Talks between trade union leaders and prime minister Elisabeth Borne broke up without a breakthrough, setting the stage for more violent clashes on the streets over the president’s plans to raise the national retirement age from 62 to 64.
However, the number of strikers has fallen, particularly in the transport sector, since the beginning of the movement in January. The Paris Metro was operating a near-normal service, in stark contrast to previous days of action, and fewer teachers were on strike.
Dozens of trade unionists briefly invaded the Paris office of US investment firm BlackRock, chanting slogans and setting off firecrackers. The firm was targeted because of its private pension fund activity, a protester said.

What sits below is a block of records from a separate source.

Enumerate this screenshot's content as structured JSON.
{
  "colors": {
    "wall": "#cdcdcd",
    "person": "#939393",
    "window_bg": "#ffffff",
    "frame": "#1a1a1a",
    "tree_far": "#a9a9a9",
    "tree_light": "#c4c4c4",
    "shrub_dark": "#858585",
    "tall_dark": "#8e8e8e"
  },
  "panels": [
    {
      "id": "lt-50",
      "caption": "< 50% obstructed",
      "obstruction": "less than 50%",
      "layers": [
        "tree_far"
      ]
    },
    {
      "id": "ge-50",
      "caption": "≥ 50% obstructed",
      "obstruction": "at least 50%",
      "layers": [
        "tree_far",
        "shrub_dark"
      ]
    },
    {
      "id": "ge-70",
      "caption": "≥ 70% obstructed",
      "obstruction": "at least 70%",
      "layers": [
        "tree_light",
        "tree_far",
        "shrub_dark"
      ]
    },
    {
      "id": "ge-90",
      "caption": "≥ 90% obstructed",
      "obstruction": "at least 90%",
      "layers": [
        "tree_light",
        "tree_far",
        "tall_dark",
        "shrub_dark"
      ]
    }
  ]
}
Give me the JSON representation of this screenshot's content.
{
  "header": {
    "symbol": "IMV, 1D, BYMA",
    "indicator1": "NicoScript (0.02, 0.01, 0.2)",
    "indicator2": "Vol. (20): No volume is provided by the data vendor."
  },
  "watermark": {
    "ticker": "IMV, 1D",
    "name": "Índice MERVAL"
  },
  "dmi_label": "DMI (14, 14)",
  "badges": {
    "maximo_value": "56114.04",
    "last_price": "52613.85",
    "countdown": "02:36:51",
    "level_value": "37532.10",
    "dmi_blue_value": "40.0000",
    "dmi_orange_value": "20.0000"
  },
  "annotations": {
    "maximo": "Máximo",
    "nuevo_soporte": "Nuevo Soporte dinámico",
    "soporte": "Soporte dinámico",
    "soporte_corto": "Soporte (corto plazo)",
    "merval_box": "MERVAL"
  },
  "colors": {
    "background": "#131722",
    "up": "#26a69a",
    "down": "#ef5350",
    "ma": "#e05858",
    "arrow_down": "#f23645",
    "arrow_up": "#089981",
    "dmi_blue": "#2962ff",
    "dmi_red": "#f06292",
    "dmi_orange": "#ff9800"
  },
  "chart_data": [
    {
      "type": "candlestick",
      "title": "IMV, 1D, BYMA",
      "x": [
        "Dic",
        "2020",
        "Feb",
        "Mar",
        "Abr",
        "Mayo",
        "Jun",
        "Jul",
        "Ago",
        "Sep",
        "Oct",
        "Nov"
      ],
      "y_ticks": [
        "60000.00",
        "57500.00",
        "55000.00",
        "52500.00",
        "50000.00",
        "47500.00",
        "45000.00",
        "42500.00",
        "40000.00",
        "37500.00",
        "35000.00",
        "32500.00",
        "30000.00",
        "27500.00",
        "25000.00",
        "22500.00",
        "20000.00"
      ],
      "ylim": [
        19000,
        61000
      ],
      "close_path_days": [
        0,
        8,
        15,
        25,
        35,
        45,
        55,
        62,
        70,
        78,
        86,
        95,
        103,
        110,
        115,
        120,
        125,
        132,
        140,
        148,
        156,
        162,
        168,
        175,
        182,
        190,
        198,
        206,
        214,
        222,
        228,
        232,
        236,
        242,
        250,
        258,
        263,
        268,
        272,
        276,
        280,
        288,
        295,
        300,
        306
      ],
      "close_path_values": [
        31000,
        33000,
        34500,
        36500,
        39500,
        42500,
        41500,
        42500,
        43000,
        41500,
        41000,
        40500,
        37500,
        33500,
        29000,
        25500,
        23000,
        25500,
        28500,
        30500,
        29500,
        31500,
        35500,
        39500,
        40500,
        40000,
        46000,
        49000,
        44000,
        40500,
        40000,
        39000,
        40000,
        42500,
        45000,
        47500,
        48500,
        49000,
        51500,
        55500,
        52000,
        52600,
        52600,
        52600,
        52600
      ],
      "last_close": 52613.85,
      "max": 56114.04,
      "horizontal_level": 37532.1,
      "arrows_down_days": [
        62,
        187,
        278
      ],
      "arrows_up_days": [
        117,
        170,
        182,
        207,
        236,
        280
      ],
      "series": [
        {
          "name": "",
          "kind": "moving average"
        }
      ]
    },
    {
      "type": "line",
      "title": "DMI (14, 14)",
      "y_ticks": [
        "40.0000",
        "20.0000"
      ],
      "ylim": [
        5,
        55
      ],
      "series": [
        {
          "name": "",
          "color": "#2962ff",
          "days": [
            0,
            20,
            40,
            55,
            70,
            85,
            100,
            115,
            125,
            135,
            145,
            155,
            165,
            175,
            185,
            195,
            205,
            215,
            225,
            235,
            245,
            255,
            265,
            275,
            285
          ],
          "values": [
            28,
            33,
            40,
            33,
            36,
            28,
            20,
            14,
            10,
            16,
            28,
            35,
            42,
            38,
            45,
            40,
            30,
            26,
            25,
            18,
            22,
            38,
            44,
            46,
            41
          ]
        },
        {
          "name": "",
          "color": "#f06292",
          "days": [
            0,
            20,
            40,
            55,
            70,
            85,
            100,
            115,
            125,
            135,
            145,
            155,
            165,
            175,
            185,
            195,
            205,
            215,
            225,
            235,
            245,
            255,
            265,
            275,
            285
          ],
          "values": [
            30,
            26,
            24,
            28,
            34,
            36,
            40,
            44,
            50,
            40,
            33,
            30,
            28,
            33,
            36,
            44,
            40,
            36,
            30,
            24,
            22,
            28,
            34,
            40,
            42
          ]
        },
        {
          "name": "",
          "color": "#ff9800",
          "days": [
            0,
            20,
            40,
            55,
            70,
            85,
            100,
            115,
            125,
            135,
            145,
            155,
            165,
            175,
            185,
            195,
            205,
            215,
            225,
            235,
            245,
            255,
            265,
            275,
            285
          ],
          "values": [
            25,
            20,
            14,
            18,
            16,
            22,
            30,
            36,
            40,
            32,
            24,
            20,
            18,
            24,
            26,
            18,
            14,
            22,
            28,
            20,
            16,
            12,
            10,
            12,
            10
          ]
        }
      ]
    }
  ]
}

Rat-catchers hurled rodent cadavers at City Hall on Wednesday; BFM-TV showed rodent corpses being tossed by workers in white protective suits.

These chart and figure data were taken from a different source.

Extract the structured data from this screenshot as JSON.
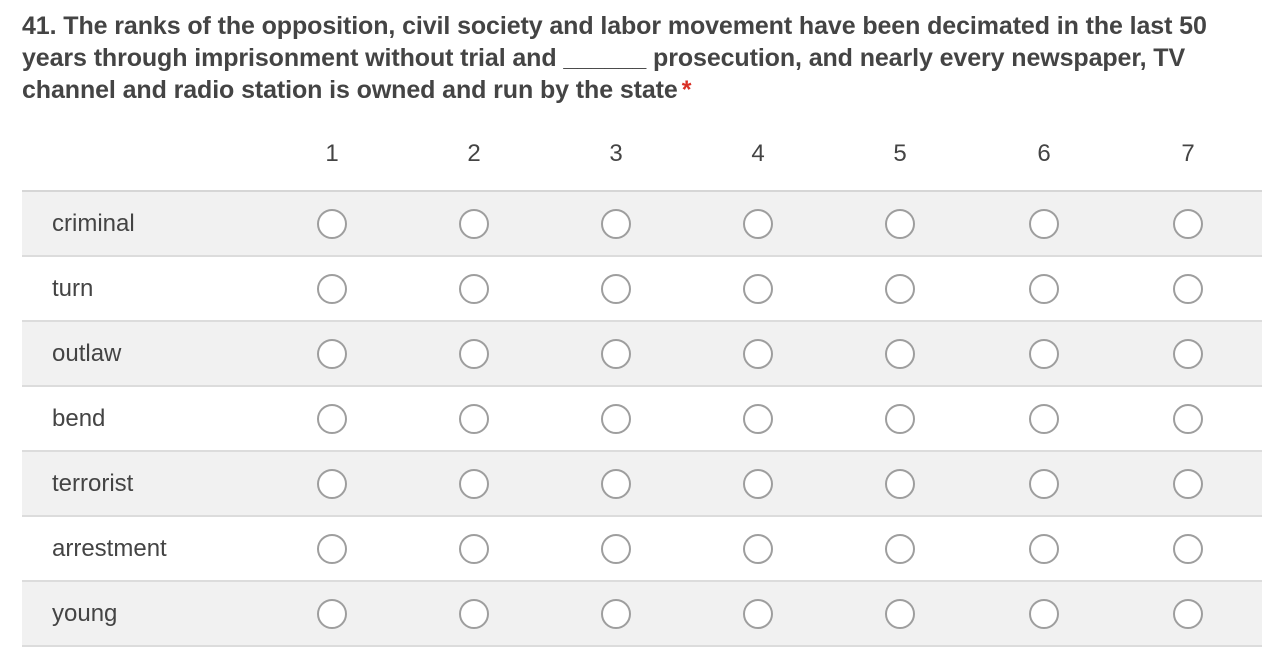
{
  "question": {
    "text": "41. The ranks of the opposition, civil society and labor movement have been decimated in the last 50 years through imprisonment without trial and ______ prosecution, and nearly every newspaper, TV channel and radio station is owned and run by the state",
    "required_marker": "*"
  },
  "grid": {
    "columns": [
      "1",
      "2",
      "3",
      "4",
      "5",
      "6",
      "7"
    ],
    "rows": [
      "criminal",
      "turn",
      "outlaw",
      "bend",
      "terrorist",
      "arrestment",
      "young"
    ]
  },
  "colors": {
    "required": "#d93025",
    "row_alt_background": "#f1f1f1",
    "radio_border": "#9e9e9e"
  }
}
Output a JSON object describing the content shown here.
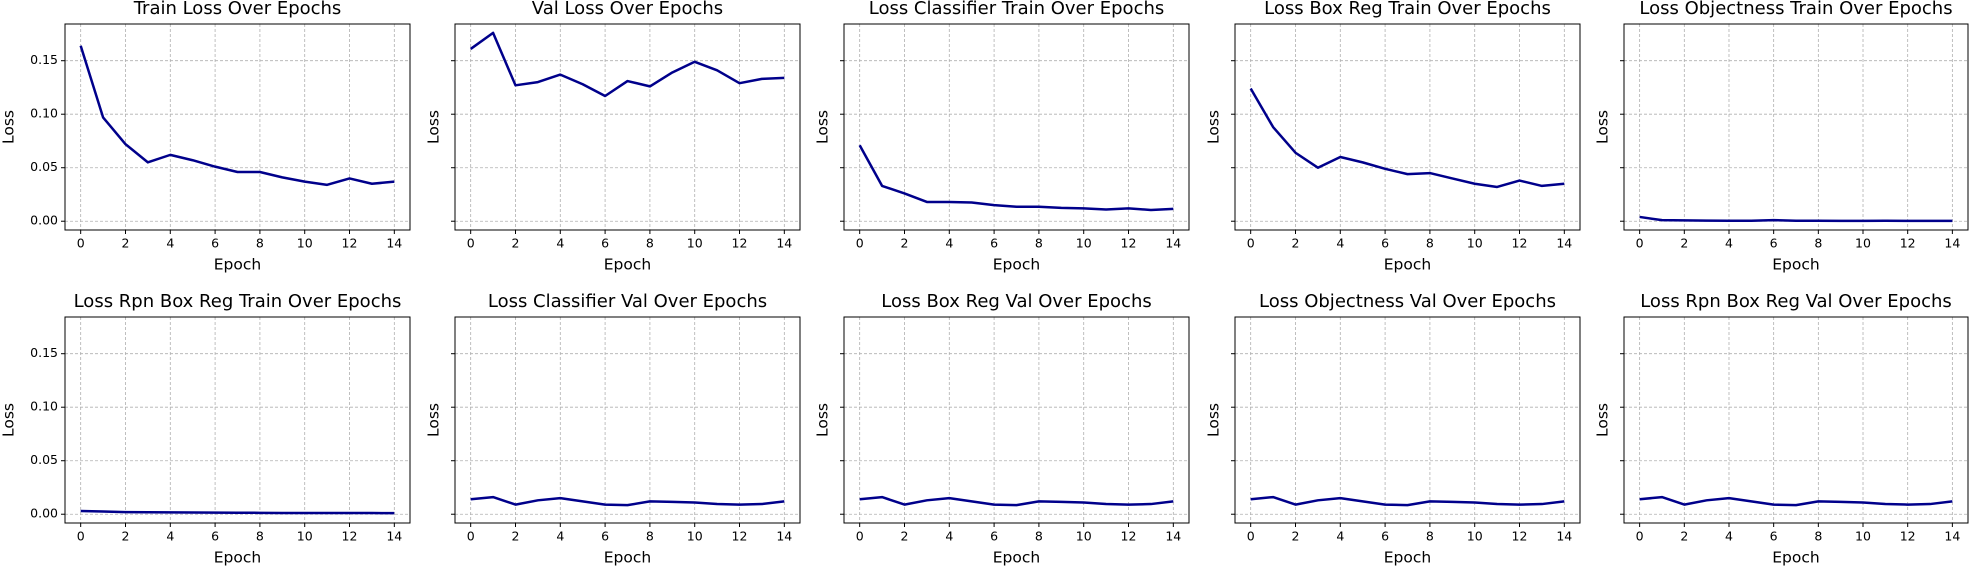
{
  "chart_data": [
    {
      "type": "line",
      "title": "Train Loss Over Epochs",
      "xlabel": "Epoch",
      "ylabel": "Loss",
      "x": [
        0,
        1,
        2,
        3,
        4,
        5,
        6,
        7,
        8,
        9,
        10,
        11,
        12,
        13,
        14
      ],
      "values": [
        0.164,
        0.097,
        0.072,
        0.055,
        0.062,
        0.057,
        0.051,
        0.046,
        0.046,
        0.041,
        0.037,
        0.034,
        0.04,
        0.035,
        0.037
      ],
      "color": "#00008b",
      "xlim": [
        -0.7,
        14.7
      ],
      "xticks": [
        0,
        2,
        4,
        6,
        8,
        10,
        12,
        14
      ],
      "ylim": [
        -0.0082,
        0.1843
      ],
      "yticks": [
        {
          "value": 0,
          "label": "0.00"
        },
        {
          "value": 0.05,
          "label": "0.05"
        },
        {
          "value": 0.1,
          "label": "0.10"
        },
        {
          "value": 0.15,
          "label": "0.15"
        }
      ],
      "grid": true
    },
    {
      "type": "line",
      "title": "Val Loss Over Epochs",
      "xlabel": "Epoch",
      "ylabel": "Loss",
      "x": [
        0,
        1,
        2,
        3,
        4,
        5,
        6,
        7,
        8,
        9,
        10,
        11,
        12,
        13,
        14
      ],
      "values": [
        0.161,
        0.176,
        0.127,
        0.13,
        0.137,
        0.128,
        0.117,
        0.131,
        0.126,
        0.139,
        0.149,
        0.141,
        0.129,
        0.133,
        0.134
      ],
      "color": "#00008b",
      "xlim": [
        -0.7,
        14.7
      ],
      "xticks": [
        0,
        2,
        4,
        6,
        8,
        10,
        12,
        14
      ],
      "ylim": [
        -0.0082,
        0.1843
      ],
      "yticks": [
        0,
        0.05,
        0.1,
        0.15
      ],
      "grid": true
    },
    {
      "type": "line",
      "title": "Loss Classifier Train Over Epochs",
      "xlabel": "Epoch",
      "ylabel": "Loss",
      "x": [
        0,
        1,
        2,
        3,
        4,
        5,
        6,
        7,
        8,
        9,
        10,
        11,
        12,
        13,
        14
      ],
      "values": [
        0.071,
        0.033,
        0.026,
        0.018,
        0.018,
        0.0175,
        0.015,
        0.0135,
        0.0135,
        0.0125,
        0.012,
        0.011,
        0.012,
        0.0105,
        0.0115
      ],
      "color": "#00008b",
      "xlim": [
        -0.7,
        14.7
      ],
      "xticks": [
        0,
        2,
        4,
        6,
        8,
        10,
        12,
        14
      ],
      "ylim": [
        -0.0082,
        0.1843
      ],
      "yticks": [
        0,
        0.05,
        0.1,
        0.15
      ],
      "grid": true
    },
    {
      "type": "line",
      "title": "Loss Box Reg Train Over Epochs",
      "xlabel": "Epoch",
      "ylabel": "Loss",
      "x": [
        0,
        1,
        2,
        3,
        4,
        5,
        6,
        7,
        8,
        9,
        10,
        11,
        12,
        13,
        14
      ],
      "values": [
        0.124,
        0.088,
        0.064,
        0.05,
        0.06,
        0.055,
        0.049,
        0.044,
        0.045,
        0.04,
        0.035,
        0.032,
        0.038,
        0.033,
        0.035
      ],
      "color": "#00008b",
      "xlim": [
        -0.7,
        14.7
      ],
      "xticks": [
        0,
        2,
        4,
        6,
        8,
        10,
        12,
        14
      ],
      "ylim": [
        -0.0082,
        0.1843
      ],
      "yticks": [
        0,
        0.05,
        0.1,
        0.15
      ],
      "grid": true
    },
    {
      "type": "line",
      "title": "Loss Objectness Train Over Epochs",
      "xlabel": "Epoch",
      "ylabel": "Loss",
      "x": [
        0,
        1,
        2,
        3,
        4,
        5,
        6,
        7,
        8,
        9,
        10,
        11,
        12,
        13,
        14
      ],
      "values": [
        0.004,
        0.001,
        0.0008,
        0.0006,
        0.0005,
        0.0004,
        0.001,
        0.0004,
        0.0004,
        0.0003,
        0.0003,
        0.0004,
        0.0003,
        0.0003,
        0.0003
      ],
      "color": "#00008b",
      "xlim": [
        -0.7,
        14.7
      ],
      "xticks": [
        0,
        2,
        4,
        6,
        8,
        10,
        12,
        14
      ],
      "ylim": [
        -0.0082,
        0.1843
      ],
      "yticks": [
        0,
        0.05,
        0.1,
        0.15
      ],
      "grid": true
    },
    {
      "type": "line",
      "title": "Loss Rpn Box Reg Train Over Epochs",
      "xlabel": "Epoch",
      "ylabel": "Loss",
      "x": [
        0,
        1,
        2,
        3,
        4,
        5,
        6,
        7,
        8,
        9,
        10,
        11,
        12,
        13,
        14
      ],
      "values": [
        0.003,
        0.0025,
        0.002,
        0.0018,
        0.0017,
        0.0016,
        0.0015,
        0.0014,
        0.0013,
        0.0012,
        0.0012,
        0.0011,
        0.0011,
        0.0011,
        0.001
      ],
      "color": "#00008b",
      "xlim": [
        -0.7,
        14.7
      ],
      "xticks": [
        0,
        2,
        4,
        6,
        8,
        10,
        12,
        14
      ],
      "ylim": [
        -0.0082,
        0.1843
      ],
      "yticks": [
        {
          "value": 0,
          "label": "0.00"
        },
        {
          "value": 0.05,
          "label": "0.05"
        },
        {
          "value": 0.1,
          "label": "0.10"
        },
        {
          "value": 0.15,
          "label": "0.15"
        }
      ],
      "grid": true
    },
    {
      "type": "line",
      "title": "Loss Classifier Val Over Epochs",
      "xlabel": "Epoch",
      "ylabel": "Loss",
      "x": [
        0,
        1,
        2,
        3,
        4,
        5,
        6,
        7,
        8,
        9,
        10,
        11,
        12,
        13,
        14
      ],
      "values": [
        0.014,
        0.016,
        0.009,
        0.013,
        0.015,
        0.012,
        0.009,
        0.0085,
        0.012,
        0.0115,
        0.011,
        0.0095,
        0.009,
        0.0095,
        0.012
      ],
      "color": "#00008b",
      "xlim": [
        -0.7,
        14.7
      ],
      "xticks": [
        0,
        2,
        4,
        6,
        8,
        10,
        12,
        14
      ],
      "ylim": [
        -0.0082,
        0.1843
      ],
      "yticks": [
        0,
        0.05,
        0.1,
        0.15
      ],
      "grid": true
    },
    {
      "type": "line",
      "title": "Loss Box Reg Val Over Epochs",
      "xlabel": "Epoch",
      "ylabel": "Loss",
      "x": [
        0,
        1,
        2,
        3,
        4,
        5,
        6,
        7,
        8,
        9,
        10,
        11,
        12,
        13,
        14
      ],
      "values": [
        0.014,
        0.016,
        0.009,
        0.013,
        0.015,
        0.012,
        0.009,
        0.0085,
        0.012,
        0.0115,
        0.011,
        0.0095,
        0.009,
        0.0095,
        0.012
      ],
      "color": "#00008b",
      "xlim": [
        -0.7,
        14.7
      ],
      "xticks": [
        0,
        2,
        4,
        6,
        8,
        10,
        12,
        14
      ],
      "ylim": [
        -0.0082,
        0.1843
      ],
      "yticks": [
        0,
        0.05,
        0.1,
        0.15
      ],
      "grid": true
    },
    {
      "type": "line",
      "title": "Loss Objectness Val Over Epochs",
      "xlabel": "Epoch",
      "ylabel": "Loss",
      "x": [
        0,
        1,
        2,
        3,
        4,
        5,
        6,
        7,
        8,
        9,
        10,
        11,
        12,
        13,
        14
      ],
      "values": [
        0.014,
        0.016,
        0.009,
        0.013,
        0.015,
        0.012,
        0.009,
        0.0085,
        0.012,
        0.0115,
        0.011,
        0.0095,
        0.009,
        0.0095,
        0.012
      ],
      "color": "#00008b",
      "xlim": [
        -0.7,
        14.7
      ],
      "xticks": [
        0,
        2,
        4,
        6,
        8,
        10,
        12,
        14
      ],
      "ylim": [
        -0.0082,
        0.1843
      ],
      "yticks": [
        0,
        0.05,
        0.1,
        0.15
      ],
      "grid": true
    },
    {
      "type": "line",
      "title": "Loss Rpn Box Reg Val Over Epochs",
      "xlabel": "Epoch",
      "ylabel": "Loss",
      "x": [
        0,
        1,
        2,
        3,
        4,
        5,
        6,
        7,
        8,
        9,
        10,
        11,
        12,
        13,
        14
      ],
      "values": [
        0.014,
        0.016,
        0.009,
        0.013,
        0.015,
        0.012,
        0.009,
        0.0085,
        0.012,
        0.0115,
        0.011,
        0.0095,
        0.009,
        0.0095,
        0.012
      ],
      "color": "#00008b",
      "xlim": [
        -0.7,
        14.7
      ],
      "xticks": [
        0,
        2,
        4,
        6,
        8,
        10,
        12,
        14
      ],
      "ylim": [
        -0.0082,
        0.1843
      ],
      "yticks": [
        0,
        0.05,
        0.1,
        0.15
      ],
      "grid": true
    }
  ]
}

Natacha Pommet, a leader of the public services branch of the CGT trade union, said the rat catchers wanted “to show the hard reality of their mission” and that opposition to Macron’s pension reforms is morphing into a wider movement of worker grievances over salaries and other complaints.
In Lyon, police fired tear gas — for many a new normal in France — to disperse a crowd outside a Nespresso coffee store that was being looted.
France’s interior ministry deployed some 11,500 police officers nationwide, including 4,200 in Paris, to try to avert more of the clashes and moments of vandalism that have marred previous protests.
It's “a deep anger, a cold anger,” said Sophie Binet, the newly elected general secretary of the CGT union. She described Macron's government as “completely disconnected from the country and completely bunkerized in its ministries.”